Security Management Tools and Authentication

Security Management Tools

Tools in this category are used to manage the following Windows features

Access control

Authentication

Encrypting File System

Public Key Infrastructure

Software restriction policies

Windows Time service

Access Control Access control is the ability to permit or deny the use of a particular resource by a particular entity. Access control mechanisms can be used in managing physical resources (such as a movie theater, to which only ticketholders should be admitted), logical resources (a bank account, with a limited number of people authorized to make a withdrawal), or digital resources (for example, a private text document on a computer, which only certain users should be able to read).

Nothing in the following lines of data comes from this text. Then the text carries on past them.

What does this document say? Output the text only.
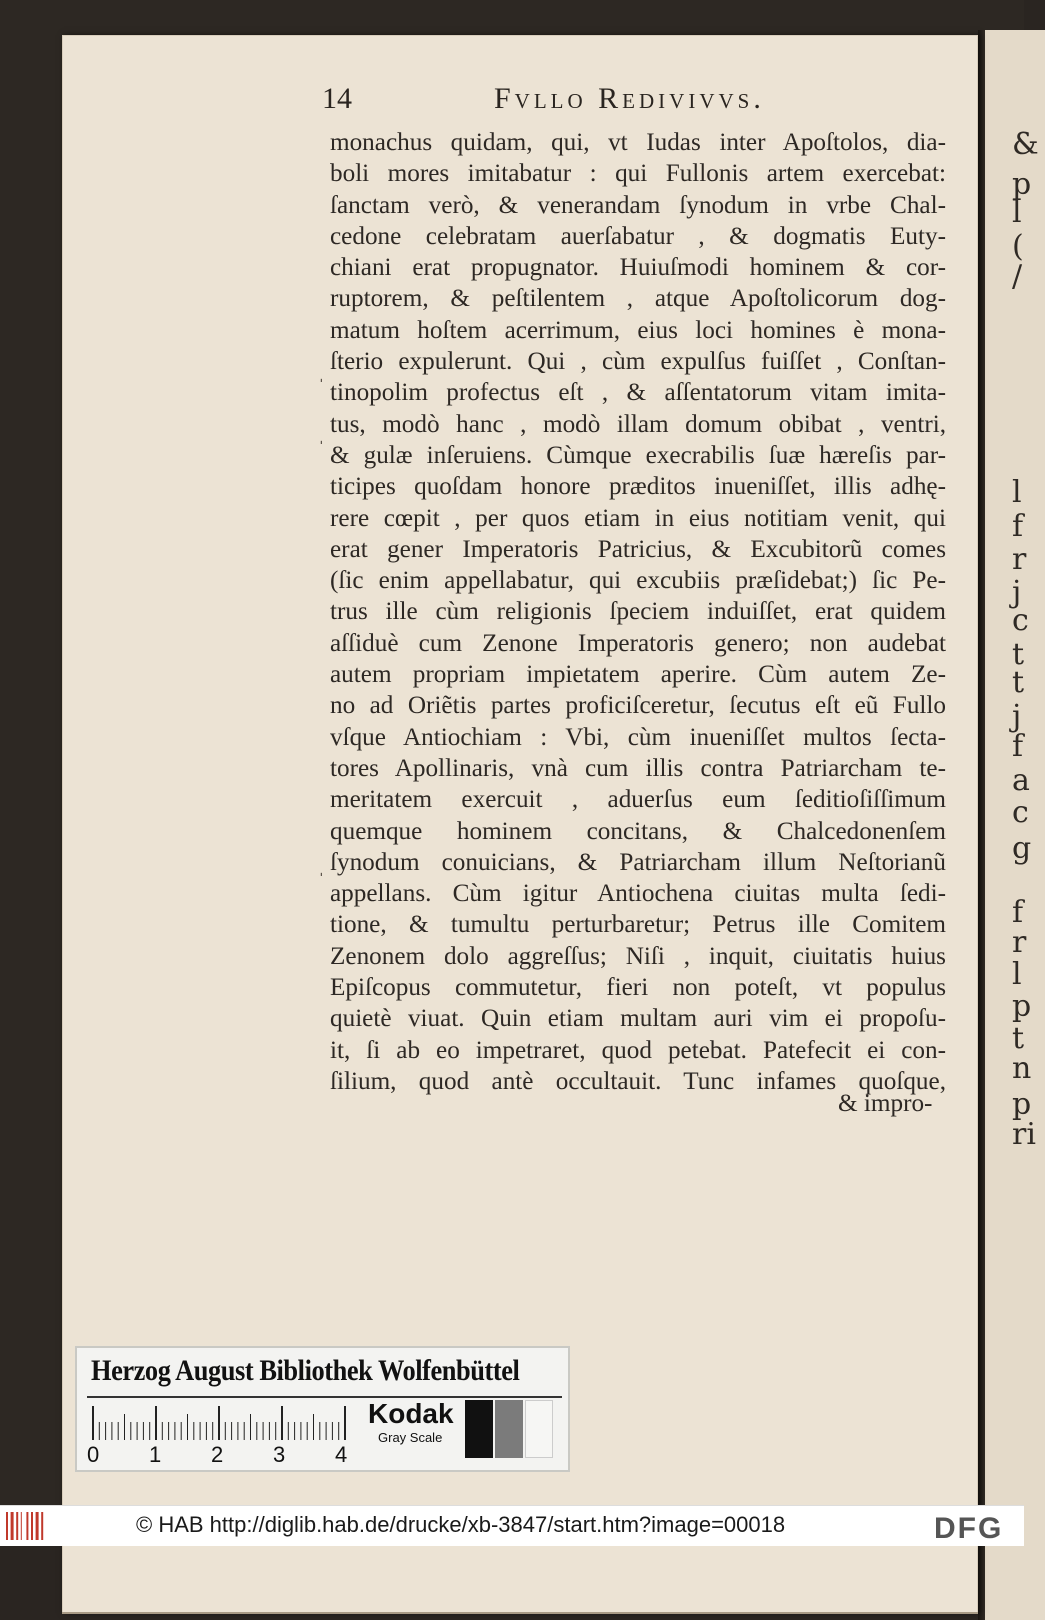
&
p
l
(
/
l
f
r
j
c
t
t
j
f
a
c
g
f
r
l
p
t
n
p
ri
14	Fvllo Redivivvs.
monachus quidam, qui, vt Iudas inter Apoſtolos, dia-
boli mores imitabatur : qui Fullonis artem exercebat:
ſanctam verò, & venerandam ſynodum in vrbe Chal-
cedone celebratam auerſabatur , & dogmatis Euty-
chiani erat propugnator. Huiuſmodi hominem & cor-
ruptorem, & peſtilentem , atque Apoſtolicorum dog-
matum hoſtem acerrimum, eius loci homines è mona-
ſterio expulerunt. Qui , cùm expulſus fuiſſet , Conſtan-
tinopolim profectus eſt , & aſſentatorum vitam imita-
tus, modò hanc , modò illam domum obibat , ventri,
& gulæ inſeruiens. Cùmque execrabilis ſuæ hæreſis par-
ticipes quoſdam honore præditos inueniſſet, illis adhę-
rere cœpit , per quos etiam in eius notitiam venit, qui
erat gener Imperatoris Patricius, & Excubitorũ comes
(ſic enim appellabatur, qui excubiis præſidebat;) ſic Pe-
trus ille cùm religionis ſpeciem induiſſet, erat quidem
aſſiduè cum Zenone Imperatoris genero; non audebat
autem propriam impietatem aperire. Cùm autem Ze-
no ad Oriẽtis partes proficiſceretur, ſecutus eſt eũ Fullo
vſque Antiochiam : Vbi, cùm inueniſſet multos ſecta-
tores Apollinaris, vnà cum illis contra Patriarcham te-
meritatem exercuit , aduerſus eum ſeditioſiſſimum
quemque hominem concitans, & Chalcedonenſem
ſynodum conuicians, & Patriarcham illum Neſtorianũ
appellans. Cùm igitur Antiochena ciuitas multa ſedi-
tione, & tumultu perturbaretur; Petrus ille Comitem
Zenonem dolo aggreſſus; Niſi , inquit, ciuitatis huius
Epiſcopus commutetur, fieri non poteſt, vt populus
quietè viuat. Quin etiam multam auri vim ei propoſu-
it, ſi ab eo impetraret, quod petebat. Patefecit ei con-
ſilium, quod antè occultauit. Tunc infames quoſque,
& impro-
ˈ
ˈ
ˈ
Herzog August Bibliothek Wolfenbüttel
0 1 2 3 4
Kodak
Gray Scale
© HAB http://diglib.hab.de/drucke/xb-3847/start.htm?image=00018	DFG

Item control or electronic key management is an area within (and possibly integrated with) an access control system which concerns the managing of possession and location of small assets or physical (mechanical) keys.

Access control models used by current systems tend to fall into one of two classes those based on capabilities and those based on access control lists (ACLs). In a capability-based model, holding an unforgeable reference or capability to an object provides access to the object (roughly analogous to how possession of your house key grants you access to your house); access is conveyed to another party by transmitting such a capability over a secure channel. In an ACL-based model, a subject’s access to an object depends on whether its identity is on a list associated with the object (roughly analogous to how a bouncer at a private party would check your ID to see if your name is on the guest list); access is conveyed by editing the list. (Different ACL systems have a variety of different conventions regarding who or what is responsible for editing the list and how it is edited.)

Both capability-based and ACL-based models have mechanisms to allow access rights to be granted to all members of a group of subjects (often the group is itself modeled as a subject).

Access control systems provide the essential services of identification and authentication (I&A), authorization, and accountability where

➢        identification and authentication determine who can log on to a system, and the association of users with the software subjects that they are able to control as a result of logging in;

➢        Aauthorization determines what a subject can do;

➢        Accountability identifies what a subject (or all subjects associated with a user) did.

Authentication

Authenticators are commonly based on at least one of these four factors

➢        Something you know, such as a password or a personal identification number (PIN). This assumes that only the owner of the account knows the password or PIN needed to access the account.

➢        Something one have, such as a smart card or security token. This assumes that only the owner of the account has the necessary smart card or token needed to unlock the account.

➢        Something’s are, such as fingerprint, voice, retina, or iris characteristics.

➢        Where one is, for example inside or outside a company firewall, or proximity of login location to a personal GPS device.

Encrypting File System

The Encrypting File System (EFS) is a file system driver that provides file system-level encryption in Microsoft Windows (2000 and later) operating systems, except Windows XP Home Edition, Windows Vista Basic, and Windows Vista Home Premium. The technology enables files to be transparently encrypted on NTFS file systems to protect confidential data from attackers with physical access to the computer.

User authentication and access control lists can protect files from unauthorized access while the operating system is running, but are easily circumvented if an attacker gains physical access to the computer. One solution is to store the files encrypted on the disks of the computer. EFS does this using public key cryptography, and aims to ensure that decrypting the files is extremely difficult without the correct key. However, EFS is in practice susceptible to brute force attacks against the user account passwords. In other words, encryption of files is only as strong as the password to unlock the decryption key.